集団投資信託の課税関係

集団投資信託とは、合同運用信託、証券投資信託等一定の投資信託及び特定受益証券発行信託を言い、集団投資信託の信託収益については受託者の段階では課税されず、受益者が現実に受領したとき、受益者に対して課税されます。

法人が受託者となる集団投資信託の信託財産に属する資産や負債、信託財産を原因とする収益や費用は、その法人の各事業年度の所得の金額の計算上、この法人の資産や負債、収益や費用でないとして法人税法の規定が適用されます。また、所得税法上も、集団投資信託の信託財産を原因とする収益や費用はその受益者の収益や費用とはならずに、集団投資信託から信託の受益者に対する収益の分配が行われる際に、受益者が個人である場合は利子所得、配当所得として扱われ、受益者が法人である場合は内国法人の課税所得又は外国法人の課税所得として所得税が課されます。

合同運用信託に対しては、信託財産に収益が発生した時点においては、受益者は信託財産を有しているものとはみなされず、受託者の段階においては課税されません。受託者は受益者である個人への収益配当の差異に源泉徴収義務を負います。

法人の段階では受取配当は益金不算入となりますが、合同運用信託からの収益は受託者の段階では課税されないため、二重課税の問題は生じません。そのため受益者が法人であっても、合同運用信託からの収益は受取配当益金不算入の対象とはならず、合同運用信託から受け取る収益は益金として課税対象となり、その収益の計上時期は受託者から受益者が受け取った事業年度となります。

信託財産からの収益は、受益者に実際に所得が帰属された時点で、個人の利子所得として20.315%の源泉徴収が行われ、受益者段階での課税関係は終了します。合同運用信託の収益の分配金は利子所得に当たり、信託期間中の者は収益計算期間の満了の日が収入の時期となり、信託の終了または解約によるものは、その日が収入の時期になります。

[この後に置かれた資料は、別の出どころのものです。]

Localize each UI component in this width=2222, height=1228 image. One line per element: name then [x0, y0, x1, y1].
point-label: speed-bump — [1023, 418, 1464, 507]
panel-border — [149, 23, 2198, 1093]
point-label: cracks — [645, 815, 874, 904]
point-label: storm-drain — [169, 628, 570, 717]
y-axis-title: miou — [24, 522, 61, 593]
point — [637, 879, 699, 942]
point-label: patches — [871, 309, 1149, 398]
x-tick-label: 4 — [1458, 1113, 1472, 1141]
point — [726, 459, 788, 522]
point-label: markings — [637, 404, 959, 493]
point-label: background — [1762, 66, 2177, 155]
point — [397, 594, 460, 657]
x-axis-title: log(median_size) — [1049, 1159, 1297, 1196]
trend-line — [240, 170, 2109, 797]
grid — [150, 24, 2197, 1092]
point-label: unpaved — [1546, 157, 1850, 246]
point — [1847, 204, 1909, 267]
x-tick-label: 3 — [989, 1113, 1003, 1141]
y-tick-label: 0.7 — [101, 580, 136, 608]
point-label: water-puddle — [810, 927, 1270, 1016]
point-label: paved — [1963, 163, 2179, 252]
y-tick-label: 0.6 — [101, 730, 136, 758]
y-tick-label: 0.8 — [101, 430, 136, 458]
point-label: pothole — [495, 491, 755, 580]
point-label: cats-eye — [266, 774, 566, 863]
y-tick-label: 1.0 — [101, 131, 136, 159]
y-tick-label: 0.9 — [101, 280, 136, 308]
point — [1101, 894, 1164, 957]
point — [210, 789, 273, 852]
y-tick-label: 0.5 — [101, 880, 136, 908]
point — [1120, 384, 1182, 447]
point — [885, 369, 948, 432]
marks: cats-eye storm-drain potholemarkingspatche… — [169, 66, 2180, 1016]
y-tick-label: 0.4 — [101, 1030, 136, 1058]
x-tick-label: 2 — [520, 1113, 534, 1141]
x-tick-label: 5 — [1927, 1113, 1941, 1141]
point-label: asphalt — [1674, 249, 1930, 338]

投資信託に対する税務上の取り扱いは収益金の分配に対応した措置が講じられ、委託者指図型信託の公社債投資信託や公募公社債等運用投資信託については、受益者段階で利子所得として課税されます。その他の公募型投資信託と思慕型投資信託の収益の分配金については、受益者の段階で配当所得として課税されます。特定受益証券発行信託の収益の分配は配当所得となります。

上記のうち、利子所得として課税されるものと、公社債投資信託以外の公募型証券投資信託、私募型公社債等運用投資信託及び特定目的信託の社債的受益証券については一律分離課税となります。
そして受益者の段階における投資信託からの収益分配の課税時期は、実際にその支払いを受けた時点です。